Margolies is referring to the 8th Circuit’s one-sentence order Monday that lifted the stay it had placed on a lower court decision which had enjoined two laws–one requiring abortionists to have admitting privileges at a hospital within 30 miles, the other requiring abortion clinics to meet the requirements of ambulatory surgical centers.

The “new restriction” is actually a set of rules promulgated by the Missouri Department of Health and Human Services [DHSS] under Senate Bill 5. As NRL News Today reported, Senate Bill 5 was passed in a special session called this year by Gov. Eric Greitens.

Among other provisions, “The law requires providers offering medical abortions [chemical abortions] to have complication plans approved by DHSS,” Margolies wrote. More specifically the October 2 DHSS memo “says the agency will file emergency rules on Oct. 24 establishing standards for ‘complication plans’ for medication-induced abortions,” according to Margolies’ story.

Aaron Samulcek is interim president and CEO of Planned Parenthood Great Plains. He told KCUR the contracted-physician requirement was “unconstitutional” and “medically unnecessary.”

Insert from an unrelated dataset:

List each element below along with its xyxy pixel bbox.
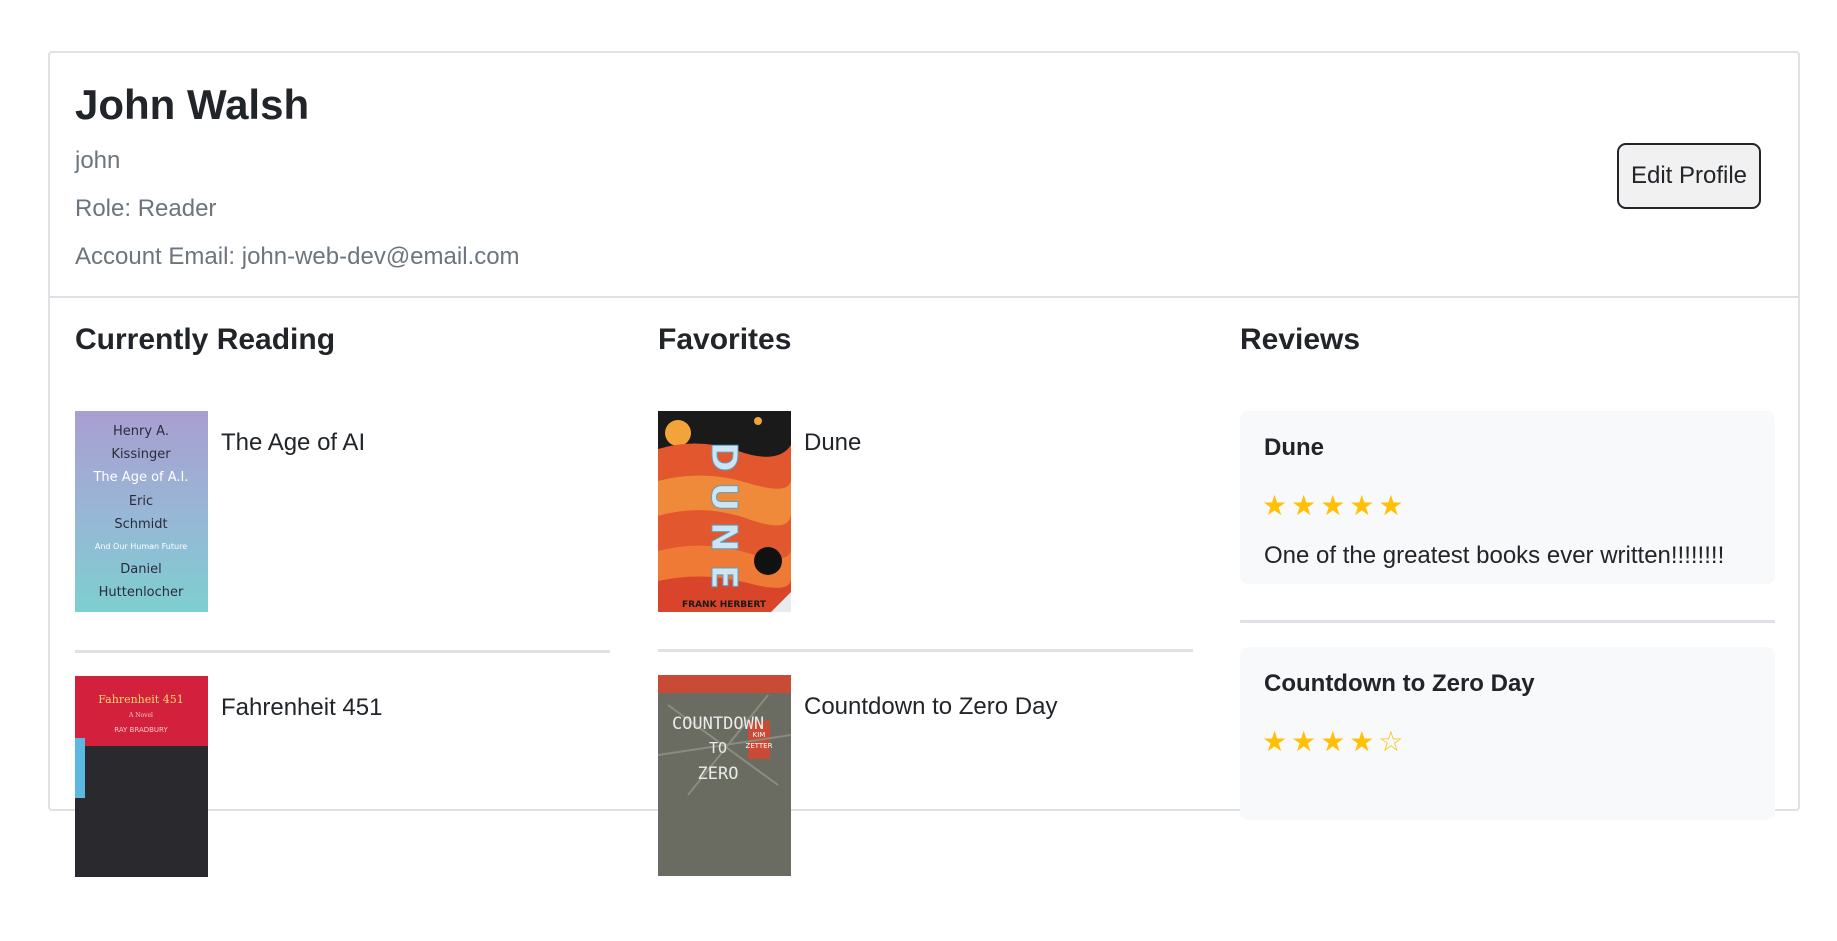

Planned Parenthood challenged a similar requirement in Arkansas–that if an abortion clinic is administering chemical abortifacients, it has to have a contract with a physician with admitting privileges at a hospital to treat complications when they arise.

In July the 8th U.S. Circuit Court of Appeals vacated a preliminary injunction issued in 2015 by Federal Judge Kristin Baker that prevented Arkansas from enforcing its law. The court said it was vacating the preliminary injunction and remanding the case for further proceeding because Judge Baker had failed to “make factual findings estimating the number of women burdened by the statute.”

Yesterday, Planned Parenthood asked the 8th Circuit to prevent Arkansas from enforcing restrictions on how the abortion pill is administered while the organization asks the nation’s highest court to review a ruling in favor of the new limits,” the Associated Press reported.

Planned Parenthood of the Great Plains, which oversees Planned Parenthood’s two Arkansas clinics, asked the court “to not allow its ruling in favor of the restrictions to take effect yet” so that it can continue to provide abortions at its Little Rock and Fayetteville clinics while it appeals.